During related work operating MR and PET systems simultaneously, we have seen no indications that RF noise or RF interference between the two systems is a significant problem for our PET insert design (Catana et al., 2006), though we have observed one potential problem related to RF coupling. While exploring the asymmetric shielding model with one of our two Bruker birdcage RF coils, we experienced a few occasions on which a tight-fitting shielding model (radius only slightly larger than RF coil housing) had significant negative impacts on MR imaging. When the inner axial edge of the shielding model was at approximately the same axial position as the endring of the birdcage coil (approximately d = 3 cm), the coupling between the two structures was enough to detune the RF coil as much as 500 kHz, beyond the programmable range of our system hardware. However, this only occurred for the asymmetric shielding arrangement with small radius shielding and only occurred intermittently (Peng et al., 2006).
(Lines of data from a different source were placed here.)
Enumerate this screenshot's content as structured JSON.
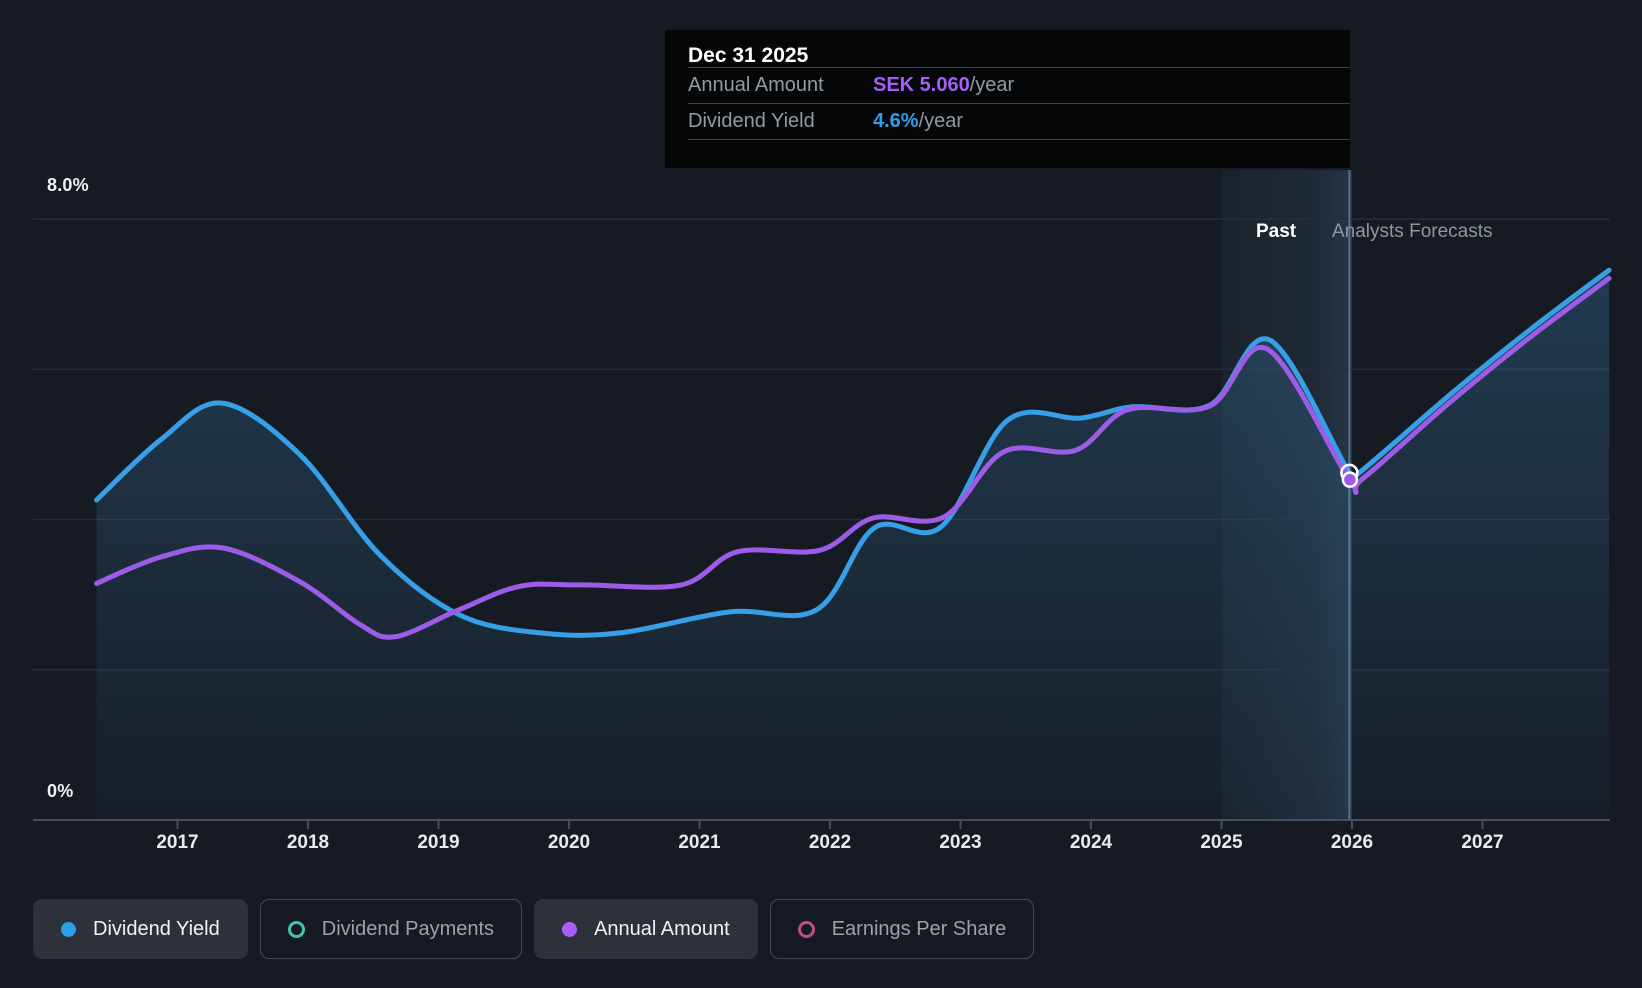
{
  "tooltip": {
    "date": "Dec 31 2025",
    "rows": [
      {
        "label": "Annual Amount",
        "value": "SEK 5.060",
        "suffix": "/year",
        "color": "#a55ef8"
      },
      {
        "label": "Dividend Yield",
        "value": "4.6%",
        "suffix": "/year",
        "color": "#2e9fe8"
      }
    ]
  },
  "zones": {
    "past_label": "Past",
    "forecast_label": "Analysts Forecasts"
  },
  "y_axis": {
    "top_label": "8.0%",
    "bottom_label": "0%"
  },
  "legend": [
    {
      "label": "Dividend Yield",
      "color": "#2d9fe8",
      "style": "filled",
      "active": true
    },
    {
      "label": "Dividend Payments",
      "color": "#46c2b2",
      "style": "ring",
      "active": false
    },
    {
      "label": "Annual Amount",
      "color": "#ab5cf5",
      "style": "filled",
      "active": true
    },
    {
      "label": "Earnings Per Share",
      "color": "#c04d85",
      "style": "ring",
      "active": false
    }
  ],
  "chart_data": {
    "type": "area",
    "title": "Dividend yield history and forecast",
    "x_ticks": [
      "2017",
      "2018",
      "2019",
      "2020",
      "2021",
      "2022",
      "2023",
      "2024",
      "2025",
      "2026",
      "2027"
    ],
    "ylim": [
      0,
      8
    ],
    "grid_values": [
      2,
      4,
      6,
      8
    ],
    "highlight_band": [
      2025.0,
      2026.0
    ],
    "divider_year": 2025.98,
    "marker_year": 2025.98,
    "marker_note": "Dec 31 2025: Dividend Yield 4.6%/year, Annual Amount SEK 5.060/year",
    "series": [
      {
        "name": "Dividend Yield",
        "unit": "%",
        "color": "#369fe6",
        "area": true,
        "points": [
          [
            2016.38,
            4.26
          ],
          [
            2016.87,
            5.06
          ],
          [
            2017.34,
            5.55
          ],
          [
            2017.94,
            4.86
          ],
          [
            2018.55,
            3.53
          ],
          [
            2019.16,
            2.73
          ],
          [
            2019.78,
            2.49
          ],
          [
            2020.39,
            2.49
          ],
          [
            2021.23,
            2.77
          ],
          [
            2021.9,
            2.8
          ],
          [
            2022.34,
            3.89
          ],
          [
            2022.85,
            3.9
          ],
          [
            2023.36,
            5.32
          ],
          [
            2023.92,
            5.35
          ],
          [
            2024.32,
            5.5
          ],
          [
            2024.91,
            5.52
          ],
          [
            2025.37,
            6.39
          ],
          [
            2025.98,
            4.62
          ],
          [
            2026.06,
            4.63
          ],
          [
            2026.75,
            5.66
          ],
          [
            2027.36,
            6.52
          ],
          [
            2027.97,
            7.32
          ]
        ]
      },
      {
        "name": "Annual Amount",
        "unit": "axis-equivalent (SEK plotted on hidden scale; Dec 31 2025 = SEK 5.060/year)",
        "color": "#9c5ce8",
        "area": false,
        "points": [
          [
            2016.38,
            3.15
          ],
          [
            2016.87,
            3.5
          ],
          [
            2017.35,
            3.62
          ],
          [
            2017.94,
            3.17
          ],
          [
            2018.4,
            2.6
          ],
          [
            2018.67,
            2.44
          ],
          [
            2019.16,
            2.8
          ],
          [
            2019.62,
            3.11
          ],
          [
            2020.1,
            3.13
          ],
          [
            2020.86,
            3.13
          ],
          [
            2021.29,
            3.57
          ],
          [
            2021.92,
            3.59
          ],
          [
            2022.33,
            4.02
          ],
          [
            2022.87,
            4.03
          ],
          [
            2023.33,
            4.9
          ],
          [
            2023.88,
            4.92
          ],
          [
            2024.28,
            5.46
          ],
          [
            2024.91,
            5.51
          ],
          [
            2025.35,
            6.27
          ],
          [
            2025.98,
            4.53
          ],
          [
            2026.08,
            4.54
          ],
          [
            2026.75,
            5.56
          ],
          [
            2027.36,
            6.42
          ],
          [
            2027.97,
            7.21
          ]
        ]
      }
    ],
    "colors": {
      "background": "#161b23",
      "gridline": "#262d36",
      "axis": "#474e58",
      "area_fill": "58,128,180",
      "band": "110,170,225",
      "crosshair": "rgba(130,180,225,0.5)"
    }
  }
}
For other MR systems or field strengths, results might be different. An insert for 3 T MRI, for example, may require thicker shielding, increasing the likelihood of eddy currents and the possible interest in alternate shielding designs. Also, different gradient geometry and strength could impact the propensity for eddy currents or the gradient waveform fidelity. The techniques detailed in this article provide useful tools for characterizing and quantifying these effects.
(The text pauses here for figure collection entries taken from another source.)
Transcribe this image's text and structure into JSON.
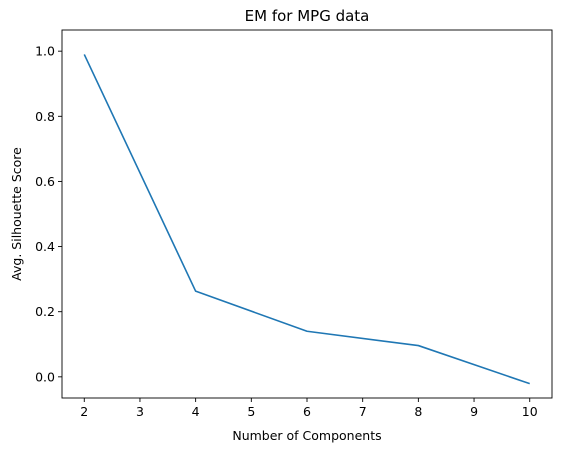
{
  "chart_data": {
    "type": "line",
    "title": "EM for MPG data",
    "xlabel": "Number of Components",
    "ylabel": "Avg. Silhouette Score",
    "xlim": [
      1.6,
      10.4
    ],
    "ylim": [
      -0.065,
      1.065
    ],
    "xticks": [
      2,
      3,
      4,
      5,
      6,
      7,
      8,
      9,
      10
    ],
    "yticks": [
      0.0,
      0.2,
      0.4,
      0.6,
      0.8,
      1.0
    ],
    "ytick_labels": [
      "0.0",
      "0.2",
      "0.4",
      "0.6",
      "0.8",
      "1.0"
    ],
    "grid": false,
    "series": [
      {
        "color": "#1f77b4",
        "x": [
          2,
          4,
          6,
          8,
          10
        ],
        "y": [
          0.99,
          0.263,
          0.14,
          0.096,
          -0.021
        ]
      }
    ]
  }
}
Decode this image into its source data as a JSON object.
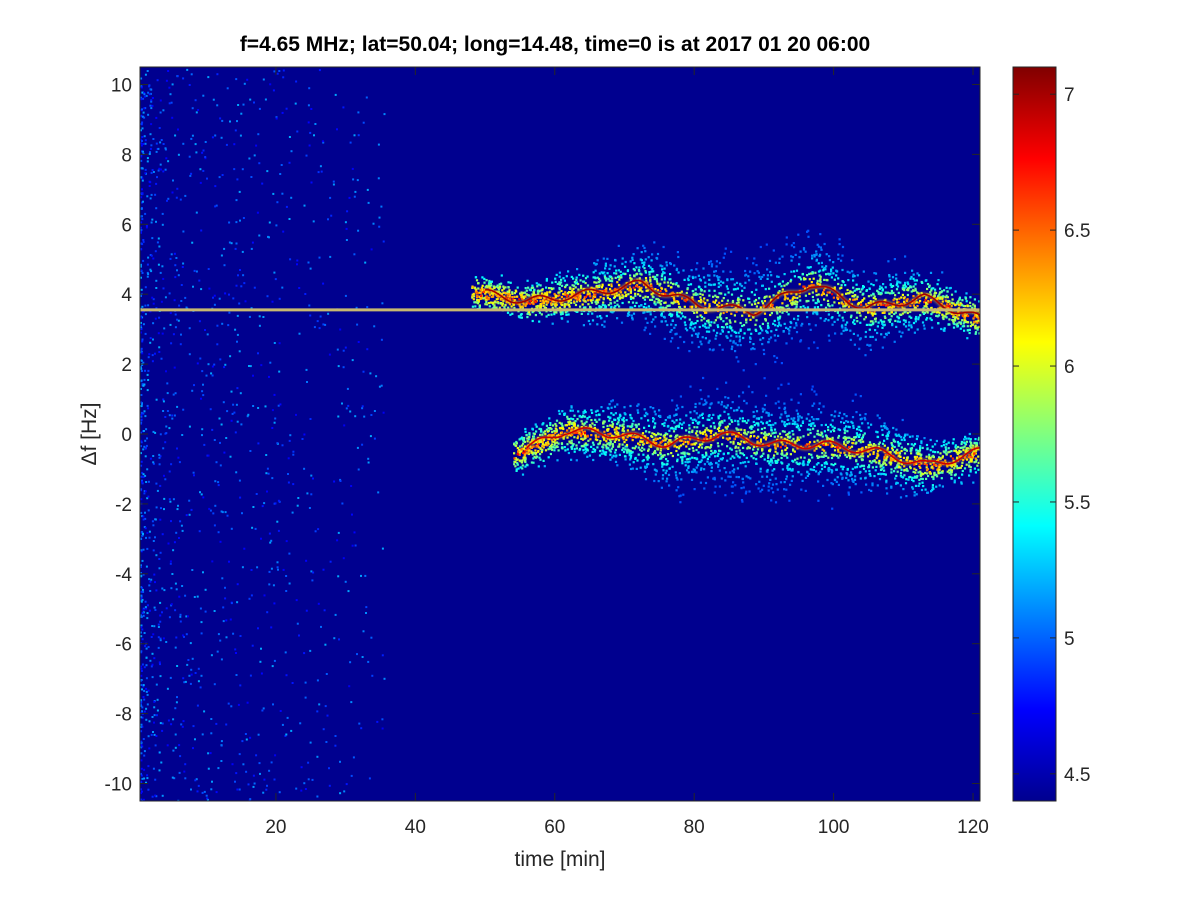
{
  "chart_data": {
    "type": "heatmap",
    "title": "f=4.65 MHz;  lat=50.04; long=14.48, time=0 is at 2017 01 20 06:00",
    "xlabel": "time [min]",
    "ylabel": "Δf [Hz]",
    "xlim": [
      0.5,
      121
    ],
    "ylim": [
      -10.5,
      10.5
    ],
    "x_ticks": [
      20,
      40,
      60,
      80,
      100,
      120
    ],
    "y_ticks": [
      10,
      8,
      6,
      4,
      2,
      0,
      -2,
      -4,
      -6,
      -8,
      -10
    ],
    "colorbar": {
      "colormap": "jet",
      "range": [
        4.4,
        7.1
      ],
      "ticks": [
        4.5,
        5,
        5.5,
        6,
        6.5,
        7
      ]
    },
    "background_value": 4.42,
    "features": [
      {
        "name": "carrier line",
        "time": [
          0.5,
          121
        ],
        "delta_f": 3.55,
        "value": 6.2
      },
      {
        "name": "upper Doppler trace",
        "time": [
          48,
          121
        ],
        "delta_f_center": [
          4.1,
          3.8,
          4.0,
          4.3,
          3.7,
          3.5,
          4.3,
          3.6,
          3.9,
          3.3
        ],
        "value_peak": 7.0
      },
      {
        "name": "lower Doppler trace",
        "time": [
          54,
          121
        ],
        "delta_f_center": [
          -0.6,
          0.1,
          0.0,
          -0.3,
          0.0,
          -0.3,
          -0.3,
          -0.5,
          -0.9,
          -0.5
        ],
        "value_peak": 6.9
      }
    ]
  }
}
In addition to testing design parameters for our PET insert, this work has demonstrated some of the challenges involved in quantifying image errors resulting from foreign objects in the bore of an MR scanner. Comparing two images can be problematic because of changes in system performance, especially due to required re-shimming and re-tuning. If this approach is to be used, variation in system performance should be carefully explored prior to interpretation of results.
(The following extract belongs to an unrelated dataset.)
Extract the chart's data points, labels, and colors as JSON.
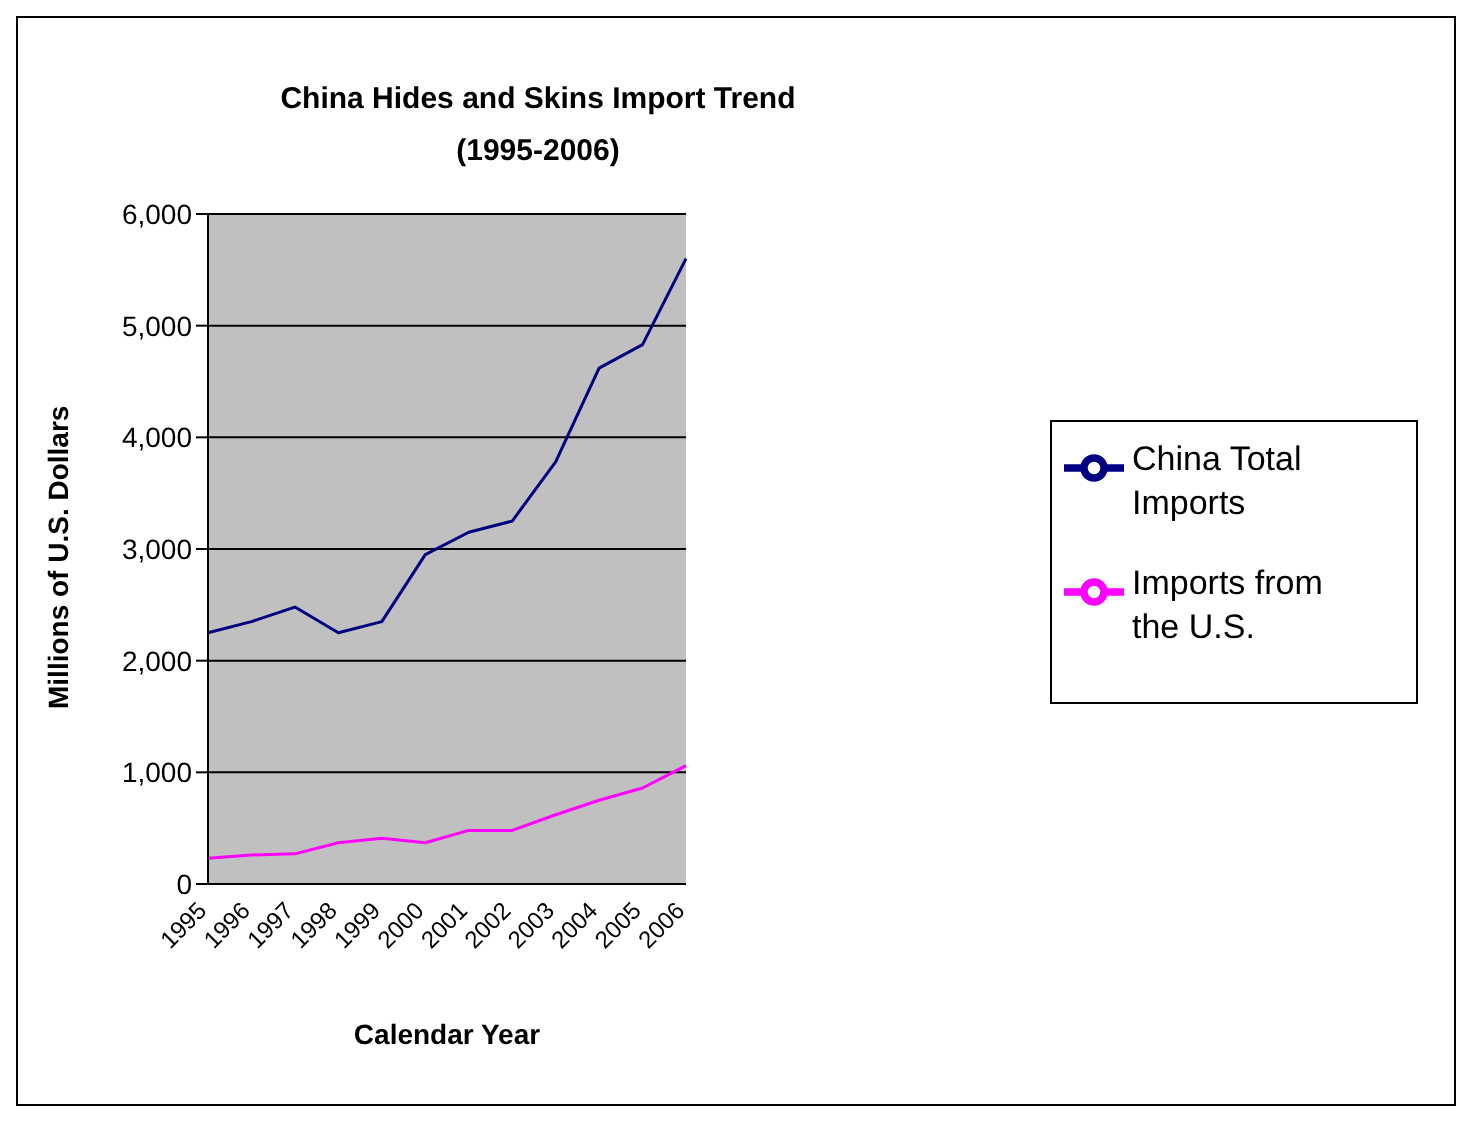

We also showed that CSI techniques in general are useful for quantifying the impact of metallic objects on MRI. Most importantly, we demonstrated the use of a novel combination of a 2D CSI experiment with a gradient pre-pulse and variable delay time to explore the extent to which eddy currents can be induced on a foreign object. Standard CSI, on the other hand, can be used to map the field uniformity (i.e. with no pre-pulse or limiting shift behavior for long delay times) with and without the foreign object present, indicating static B0 non-uniformities resulting from susceptibility interfaces or other sources.
The authors would like to acknowledge and thank Dr. Ciprian Catana and Dr. Yibao Wu for designing and constructing the PET insert, particularly Dr. Catana for his advice and willingness to help throughout the course of this project. We would like to thank the UC Davis NMR Facility for a grant providing development time on the magnet. Thanks also to Dr. Jinyi Qi for invaluable input on numerical quantification of image errors. Support for this project was provided in part by NIBIB Bioengineering Partnership Grant R01 EB000993.